The Btree access method is actually an implementation of B+ tree, that is, data is stored only on leaf pages (or on overflow/duplicate pages), whereas keys are stored on internal pages (we optimize here storing prefixes for these keys) and on leaf pages (where we store the entire keys). Some information on the way we store data, the padding, the slots needed etc, for the Btree access method is here.
Since it's Windows 7 x64 (64-bit) and you haven't mentioned whether you explicitly set the Btree database page size, I will assume you don't. In this case, when you do not explicitly set it, BDB will use a page size that is equal to the filesystem's block size. The default for NTFS is 4KB, if I'm correct.

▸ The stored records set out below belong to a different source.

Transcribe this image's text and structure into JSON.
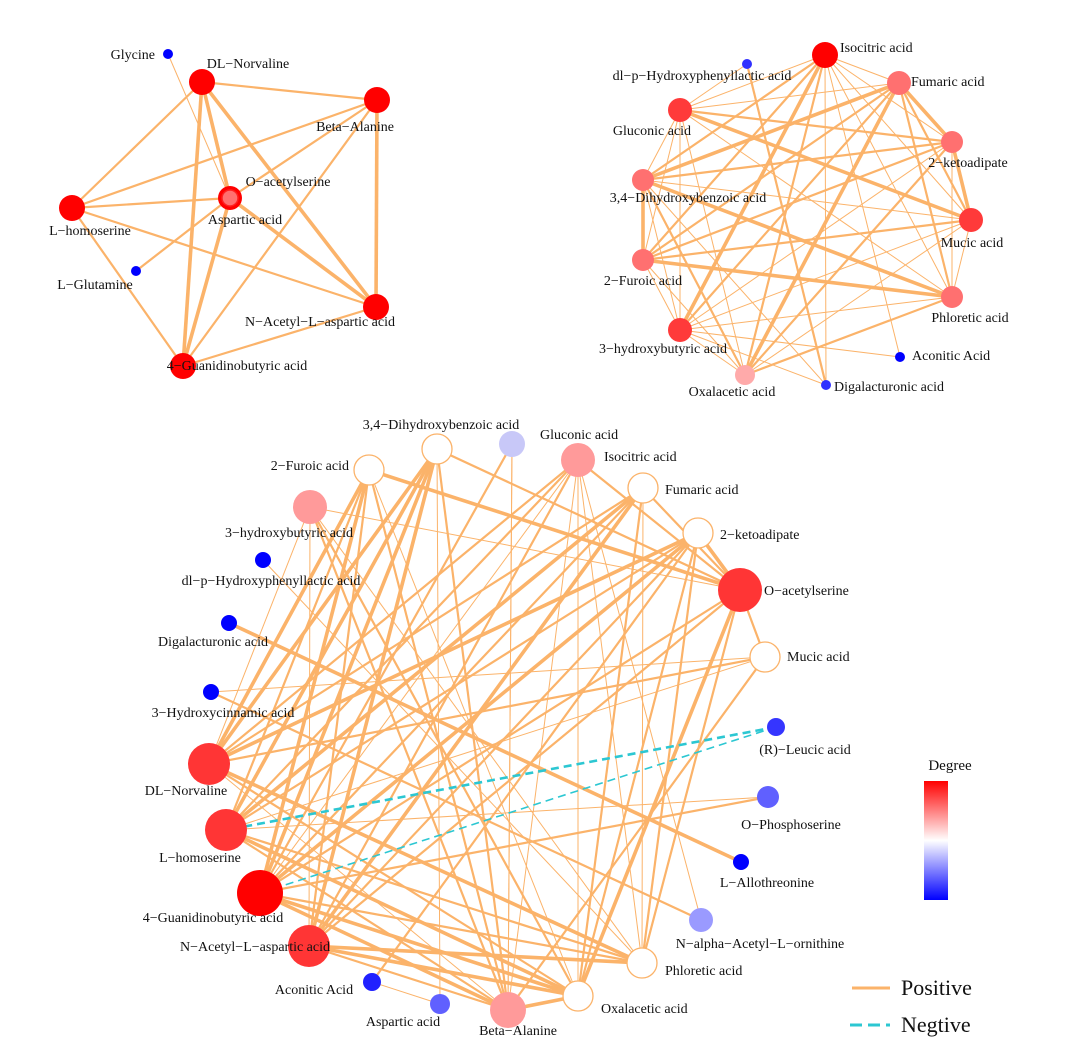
{
  "colors": {
    "positive": "#FBB36A",
    "negative": "#2CC7D2",
    "degree_high": "#FF0000",
    "degree_mid": "#FFFFFF",
    "degree_low": "#0000FF"
  },
  "networks": [
    {
      "nodes": [
        {
          "label": "Glycine",
          "color": "#0000FF"
        },
        {
          "label": "DL−Norvaline",
          "color": "#FF0000"
        },
        {
          "label": "Beta−Alanine",
          "color": "#FF0000"
        },
        {
          "label": "O−acetylserine",
          "color": "#FF0000"
        },
        {
          "label": "Aspartic acid",
          "color": "#FF7070"
        },
        {
          "label": "L−homoserine",
          "color": "#FF0000"
        },
        {
          "label": "L−Glutamine",
          "color": "#0000FF"
        },
        {
          "label": "N−Acetyl−L−aspartic acid",
          "color": "#FF0000"
        },
        {
          "label": "4−Guanidinobutyric acid",
          "color": "#FF0000"
        }
      ],
      "edges": [
        [
          1,
          2,
          2
        ],
        [
          1,
          5,
          2
        ],
        [
          1,
          8,
          3
        ],
        [
          1,
          3,
          3
        ],
        [
          1,
          7,
          3
        ],
        [
          0,
          3,
          1
        ],
        [
          2,
          5,
          2
        ],
        [
          2,
          3,
          2
        ],
        [
          2,
          7,
          3
        ],
        [
          2,
          8,
          2
        ],
        [
          5,
          3,
          2
        ],
        [
          5,
          7,
          2
        ],
        [
          5,
          8,
          2
        ],
        [
          6,
          3,
          2
        ],
        [
          3,
          8,
          3
        ],
        [
          3,
          7,
          3
        ],
        [
          8,
          7,
          2
        ]
      ]
    },
    {
      "nodes": [
        {
          "label": "Isocitric acid",
          "color": "#FF0000"
        },
        {
          "label": "dl−p−Hydroxyphenyllactic acid",
          "color": "#3030FF"
        },
        {
          "label": "Fumaric acid",
          "color": "#FF7070"
        },
        {
          "label": "Gluconic acid",
          "color": "#FF3A3A"
        },
        {
          "label": "2−ketoadipate",
          "color": "#FF7070"
        },
        {
          "label": "3,4−Dihydroxybenzoic acid",
          "color": "#FF7070"
        },
        {
          "label": "Mucic acid",
          "color": "#FF3A3A"
        },
        {
          "label": "2−Furoic acid",
          "color": "#FF7070"
        },
        {
          "label": "Phloretic acid",
          "color": "#FF7070"
        },
        {
          "label": "3−hydroxybutyric acid",
          "color": "#FF3A3A"
        },
        {
          "label": "Aconitic Acid",
          "color": "#0000FF"
        },
        {
          "label": "Oxalacetic acid",
          "color": "#FFAAAA"
        },
        {
          "label": "Digalacturonic acid",
          "color": "#3030FF"
        }
      ],
      "edges": [
        [
          0,
          2,
          1
        ],
        [
          0,
          3,
          1
        ],
        [
          0,
          4,
          1
        ],
        [
          0,
          5,
          2
        ],
        [
          0,
          6,
          1
        ],
        [
          0,
          7,
          2
        ],
        [
          0,
          8,
          1
        ],
        [
          0,
          9,
          3
        ],
        [
          0,
          11,
          2
        ],
        [
          2,
          3,
          1
        ],
        [
          2,
          4,
          3
        ],
        [
          2,
          5,
          3
        ],
        [
          2,
          6,
          2
        ],
        [
          2,
          7,
          2
        ],
        [
          2,
          8,
          2
        ],
        [
          2,
          9,
          2
        ],
        [
          2,
          11,
          3
        ],
        [
          3,
          4,
          2
        ],
        [
          3,
          5,
          1
        ],
        [
          3,
          6,
          3
        ],
        [
          3,
          7,
          1
        ],
        [
          3,
          8,
          1
        ],
        [
          3,
          9,
          1
        ],
        [
          3,
          11,
          1
        ],
        [
          4,
          5,
          2
        ],
        [
          4,
          6,
          3
        ],
        [
          4,
          7,
          2
        ],
        [
          4,
          8,
          1
        ],
        [
          4,
          9,
          1
        ],
        [
          4,
          11,
          2
        ],
        [
          5,
          6,
          1
        ],
        [
          5,
          7,
          3
        ],
        [
          5,
          8,
          3
        ],
        [
          5,
          9,
          1
        ],
        [
          5,
          11,
          2
        ],
        [
          6,
          7,
          2
        ],
        [
          6,
          8,
          1
        ],
        [
          6,
          9,
          1
        ],
        [
          6,
          11,
          1
        ],
        [
          7,
          8,
          3
        ],
        [
          7,
          9,
          1
        ],
        [
          7,
          11,
          1
        ],
        [
          8,
          9,
          1
        ],
        [
          8,
          11,
          2
        ],
        [
          9,
          11,
          1
        ],
        [
          1,
          3,
          1
        ],
        [
          1,
          12,
          2
        ],
        [
          10,
          0,
          1
        ],
        [
          10,
          9,
          1
        ],
        [
          12,
          0,
          1
        ],
        [
          12,
          5,
          1
        ],
        [
          12,
          9,
          1
        ]
      ]
    },
    {
      "nodes": [
        {
          "label": "3,4−Dihydroxybenzoic acid",
          "color": "#FFFFFF"
        },
        {
          "label": "Gluconic acid",
          "color": "#C8C8F8"
        },
        {
          "label": "Isocitric acid",
          "color": "#FF9A9A"
        },
        {
          "label": "2−Furoic acid",
          "color": "#FFFFFF"
        },
        {
          "label": "Fumaric acid",
          "color": "#FFFFFF"
        },
        {
          "label": "3−hydroxybutyric acid",
          "color": "#FF9A9A"
        },
        {
          "label": "2−ketoadipate",
          "color": "#FFFFFF"
        },
        {
          "label": "dl−p−Hydroxyphenyllactic acid",
          "color": "#0000FF"
        },
        {
          "label": "O−acetylserine",
          "color": "#FF3535"
        },
        {
          "label": "Digalacturonic acid",
          "color": "#0000FF"
        },
        {
          "label": "Mucic acid",
          "color": "#FFFFFF"
        },
        {
          "label": "3−Hydroxycinnamic acid",
          "color": "#0000FF"
        },
        {
          "label": "(R)−Leucic acid",
          "color": "#3535FF"
        },
        {
          "label": "DL−Norvaline",
          "color": "#FF3535"
        },
        {
          "label": "O−Phosphoserine",
          "color": "#6060FF"
        },
        {
          "label": "L−homoserine",
          "color": "#FF3535"
        },
        {
          "label": "L−Allothreonine",
          "color": "#0000FF"
        },
        {
          "label": "4−Guanidinobutyric acid",
          "color": "#FF0000"
        },
        {
          "label": "N−alpha−Acetyl−L−ornithine",
          "color": "#9A9AFF"
        },
        {
          "label": "N−Acetyl−L−aspartic acid",
          "color": "#FF3535"
        },
        {
          "label": "Phloretic acid",
          "color": "#FFFFFF"
        },
        {
          "label": "Aconitic Acid",
          "color": "#2020FF"
        },
        {
          "label": "Oxalacetic acid",
          "color": "#FFFFFF"
        },
        {
          "label": "Aspartic acid",
          "color": "#6060FF"
        },
        {
          "label": "Beta−Alanine",
          "color": "#FF9A9A"
        }
      ],
      "edges": [
        [
          13,
          0,
          3
        ],
        [
          13,
          3,
          3
        ],
        [
          13,
          4,
          2
        ],
        [
          13,
          6,
          3
        ],
        [
          13,
          2,
          2
        ],
        [
          13,
          10,
          2
        ],
        [
          13,
          20,
          3
        ],
        [
          13,
          22,
          2
        ],
        [
          13,
          24,
          1
        ],
        [
          13,
          5,
          1
        ],
        [
          15,
          0,
          3
        ],
        [
          15,
          3,
          2
        ],
        [
          15,
          4,
          3
        ],
        [
          15,
          6,
          2
        ],
        [
          15,
          2,
          2
        ],
        [
          15,
          20,
          2
        ],
        [
          15,
          22,
          3
        ],
        [
          15,
          24,
          2
        ],
        [
          15,
          10,
          1
        ],
        [
          17,
          0,
          3
        ],
        [
          17,
          3,
          3
        ],
        [
          17,
          4,
          2
        ],
        [
          17,
          6,
          3
        ],
        [
          17,
          2,
          1
        ],
        [
          17,
          1,
          2
        ],
        [
          17,
          22,
          3
        ],
        [
          17,
          20,
          2
        ],
        [
          17,
          24,
          3
        ],
        [
          17,
          8,
          2
        ],
        [
          19,
          0,
          3
        ],
        [
          19,
          3,
          2
        ],
        [
          19,
          2,
          2
        ],
        [
          19,
          4,
          3
        ],
        [
          19,
          5,
          1
        ],
        [
          19,
          22,
          3
        ],
        [
          19,
          20,
          3
        ],
        [
          19,
          24,
          2
        ],
        [
          19,
          6,
          2
        ],
        [
          19,
          8,
          2
        ],
        [
          8,
          0,
          2
        ],
        [
          8,
          3,
          3
        ],
        [
          8,
          2,
          2
        ],
        [
          8,
          4,
          2
        ],
        [
          8,
          6,
          3
        ],
        [
          8,
          10,
          2
        ],
        [
          8,
          5,
          1
        ],
        [
          8,
          22,
          3
        ],
        [
          8,
          20,
          2
        ],
        [
          24,
          0,
          2
        ],
        [
          24,
          3,
          2
        ],
        [
          24,
          1,
          1
        ],
        [
          24,
          2,
          1
        ],
        [
          24,
          5,
          2
        ],
        [
          24,
          10,
          2
        ],
        [
          24,
          22,
          3
        ],
        [
          22,
          2,
          1
        ],
        [
          22,
          4,
          2
        ],
        [
          22,
          6,
          2
        ],
        [
          22,
          5,
          2
        ],
        [
          22,
          3,
          1
        ],
        [
          20,
          4,
          1
        ],
        [
          20,
          6,
          2
        ],
        [
          20,
          5,
          1
        ],
        [
          20,
          2,
          1
        ],
        [
          7,
          20,
          1
        ],
        [
          9,
          16,
          3
        ],
        [
          11,
          18,
          2
        ],
        [
          21,
          23,
          1
        ],
        [
          21,
          6,
          2
        ],
        [
          23,
          0,
          1
        ],
        [
          14,
          15,
          1
        ],
        [
          14,
          17,
          2
        ],
        [
          18,
          2,
          1
        ],
        [
          10,
          11,
          1
        ],
        [
          1,
          24,
          1
        ]
      ],
      "negative_edges": [
        [
          12,
          15,
          2
        ],
        [
          12,
          17,
          1
        ]
      ]
    }
  ],
  "legend": {
    "degree_title": "Degree",
    "positive_label": "Positive",
    "negative_label": "Negtive"
  }
}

Hence, let's say we have a 4KB page size. If we subtract the page overhead, which is 26 bytes for the Btree access method, we have about 4070 useful bytes on the page.
The overhead for storing an item on a Btree page is 5 bytes. So, to store a key/value pair we would need (4B + 5B) * 2, which yields 18B. So, you could store about 226 key/data pairs on a Btree leaf page (226 is [4070/18]). Therefore, you would need about 22,124 Btree leaf pages ([5M/226] + 1) to store your 5M records. We optimize the way we store keys on Btree internal pages, but let's be pessimistic and assume we don't extract the prefixes from the keys, so with about 452 keys that we could store on an internal page ([4070/9]) we will need at most 11,062 internal pages [5M/452] -- which again is an exaggerated number (in real world applications we will use about a quarter of these at most). Add the metadata page (page 0 in the Btree, where we store some configuration information, the free page list, the file id etc), and you end up with about 33,187 pages which means a file size of about 130MB. Of course this would be a realistic size if the page fill factor would be around 100%, which most likely will not (you have a 65% fill factor on the leaf pages), so the 157MB file size you see is not surprising.
I am assuming you specified your own user-defined key comparison function using the DB->set_bt_compare() method in order to have the integer keys properly sorted; see the Btree comparison documentation section, and this FAQ entry. If not, then please do so, as the default lexicographical key comparison function that BDB uses will not sort too well integer keys.
I hope the above explanations will help you understand the disk space requirements for a Btree database. If you want to obtain a better page fill factor examine the db_stat output and try a different Btree page size.